By now, Flo was unbuttoning her blouse. Ottilie desperately scanned the hillside. It was deserted, but surely Florence wasn’t going to take everything off?

‘You’ll have to go home in sopping underwear,’ she said, grasping for something else that might put Flo off.

‘Which is why I’m going to take it off,’ Flo replied with such obvious practicality that Ottilie felt quite stupid for even suggesting she might keep her undies on.

‘Are you mad?’

‘Possibly,’ Flo said with a half-smile. ‘I am old after all. You get a bit mad as you get older, don’t you?’

‘I thought you were supposed to get more sensible.’

‘Sensible!’ Flo snorted. She had the slightly manic look again that Ottilie found unnerving. Whenever Ottilie felt she was beginning to work her out, Flo would do or say something that took her back to square one. The more she knew Flo, the less she felt she knew her. But she couldn’t deny that there was something about her she rather liked, something that drew her in. She’d never met anyone like Flo before, and she only wished she’d known her in her youth, because she would have been dazzling. But her next sentence knocked the wind from her sails.

‘I’ll leave sensible to you, Nurse Ottilie.’

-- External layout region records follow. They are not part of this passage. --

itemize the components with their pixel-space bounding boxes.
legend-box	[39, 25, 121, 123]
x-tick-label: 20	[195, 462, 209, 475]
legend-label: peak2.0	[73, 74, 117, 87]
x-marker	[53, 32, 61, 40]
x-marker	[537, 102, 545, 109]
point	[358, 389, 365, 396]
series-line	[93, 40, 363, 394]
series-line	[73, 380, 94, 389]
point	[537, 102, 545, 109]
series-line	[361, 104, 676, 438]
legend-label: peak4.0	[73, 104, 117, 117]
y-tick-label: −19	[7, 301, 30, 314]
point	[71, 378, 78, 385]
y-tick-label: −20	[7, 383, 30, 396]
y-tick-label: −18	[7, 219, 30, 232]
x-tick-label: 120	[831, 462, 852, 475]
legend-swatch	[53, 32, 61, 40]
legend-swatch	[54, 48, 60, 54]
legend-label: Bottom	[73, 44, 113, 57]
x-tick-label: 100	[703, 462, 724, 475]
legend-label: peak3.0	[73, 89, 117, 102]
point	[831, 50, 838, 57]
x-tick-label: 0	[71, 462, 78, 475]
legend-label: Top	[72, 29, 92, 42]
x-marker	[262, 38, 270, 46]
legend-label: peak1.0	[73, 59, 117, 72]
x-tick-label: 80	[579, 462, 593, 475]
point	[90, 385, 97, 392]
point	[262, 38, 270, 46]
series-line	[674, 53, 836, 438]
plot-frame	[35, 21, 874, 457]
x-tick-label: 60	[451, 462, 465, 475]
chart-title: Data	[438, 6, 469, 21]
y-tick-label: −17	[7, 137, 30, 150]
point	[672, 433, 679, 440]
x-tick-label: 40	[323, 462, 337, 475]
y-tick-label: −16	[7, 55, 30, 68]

The comment cut her to the quick. Worry, intrigue, admiration – all the things she’d felt for Flo a second before was replaced by offence.

‘What’s that supposed to mean?’

‘What I said. You’re far too sensible.’

‘Why does it feel as if sensible is code for boring?’

‘I didn’t say boring – you did.’

‘You think I’m boring?’

‘I think you’re cautious.’

‘I have reasons for being cautious…And there’s nothing wrong with cautious.’

‘No one ever had fun being cautious, did they?’ Flo said with a grin as she shrugged off her blouse. ‘So are you coming in or not?’

Ottilie stared at her, torn. Was she really boring? Was that how Flo saw her? Was that how everyone saw her?

‘You say you came to the Lakes for a change,’ Flo said, ‘so change. You want to be a local, then be a local. This is what we do.’